Dalam hal ini, lebih dari sekadar hiburan, humor bisa menjadi alat komunikasi yang kuat dan memantik perubahan. Ia mengandung harapan yang tak terucapkan untuk pemimpin politik yang lebih baik dan lebih tercerahkan, dan untuk keadaan sosial dan politik yang lebih stabil. Sederhananya, humor adalah sebuah koreksi sosial.

Di balik jenis humor seperti itu, ada semacam idealisme dan keyakinan bahwa sistem yang ada bisa dibuat bekerja: jika kekurangan dan kekonyolannya sudah dibongkar, keadaan dapat membaik. Ia berbicara kepada komunitas untuk menemukan apa yang menjadi pengalaman bersama, lalu, jika berhasil, ia menandai awal mula perubahan sosial-politik yang nyata.

Jadi, walau sindiran politik bisa sangat menggigit dan bahkan tampak agresif, premis yang mendasarinya sering kali bersifat optimis. Pikirkan lagi lelucon yang saya ceritakan di awal. Keluhan sang pria bahwa antrean ada di mana-mana, termasuk untuk membunuh Gorbachev, sebenarnya menyiratkan bahwa kita semua layak mendapatkan yang lebih baik.

Itulah mengapa, selain untuk koreksi sosial, humor juga sering digunakan sebagai alat protes politik. Bahkan tawa dan keriangan tak lagi menjadi bagian marjinal dalam strategi gerakan kontemporer; humor dan komedi sekarang telah menjadi bagian utama dari gudang senjata aktivis, terutama untuk mematahkan budaya ketakutan yang ditanamkan rezim.

Lihatlah Mesir. Selama beberapa dekade, Mesir di bawah Hosni Mubarak merupakan negara di mana oposisi politik dibungkam dengan penyiksaan, penculikan, dan pembunuhan yang disetujui negara.

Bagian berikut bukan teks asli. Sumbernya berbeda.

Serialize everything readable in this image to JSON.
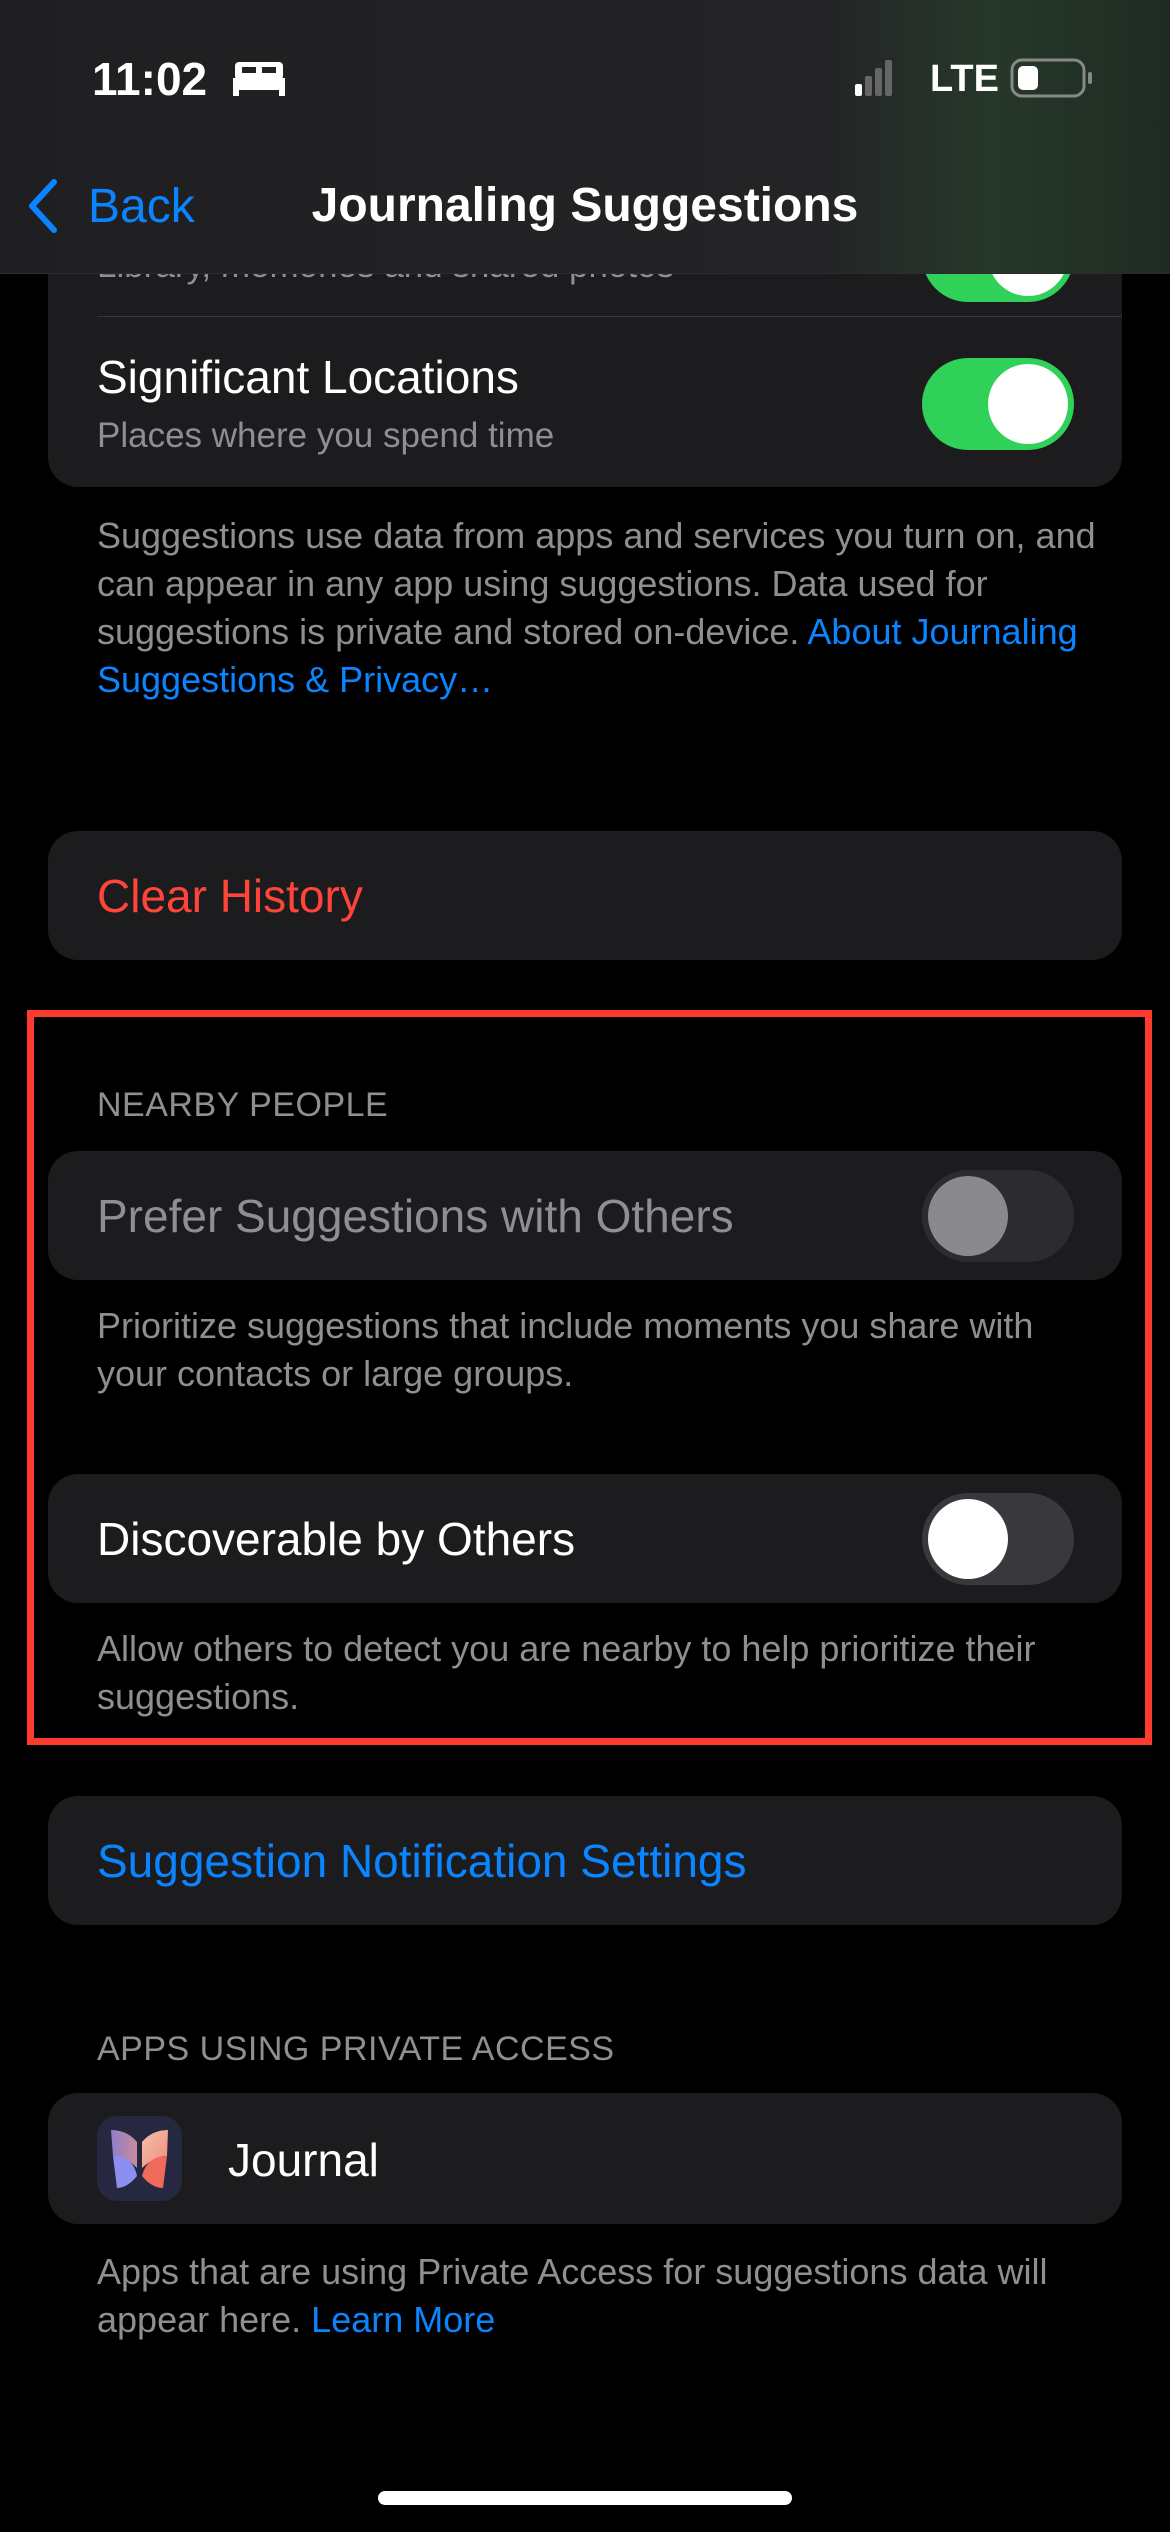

Mubarak, seperti diktator Timur Tengah lainnya, berharap cara semacam itu dapat meredam protes yang muncul setelah revolusi Tunisia pada awal 2011.

Namun, alih-alih menerima umpan rezim, para aktivis berhasil memanfaatkan bibit ketakutan yang ditanamkan Mubarak untuk balik melawannya. Mereka turun ke Tahrir Square sembari membawa poster biasa tetapi dengan keluhan yang cerdas. Pembangkangan mereka segera menyebar ke luar Tahrir Square, kebanyakan didorong oleh media baru seperti media sosial.

Salah satu pesan komputer menggambarkan tangkapan layarInstalling Freedom”, kemudian ada file-file yang sedang disalin dan ditempelkan dari sebuah folder berlabel “Tunisia”. Foto tersebut diikuti pesan kesalahan yang sangat menggigit: “Cannot installing Freedom: Please remove ‘Mubarak’ and try again.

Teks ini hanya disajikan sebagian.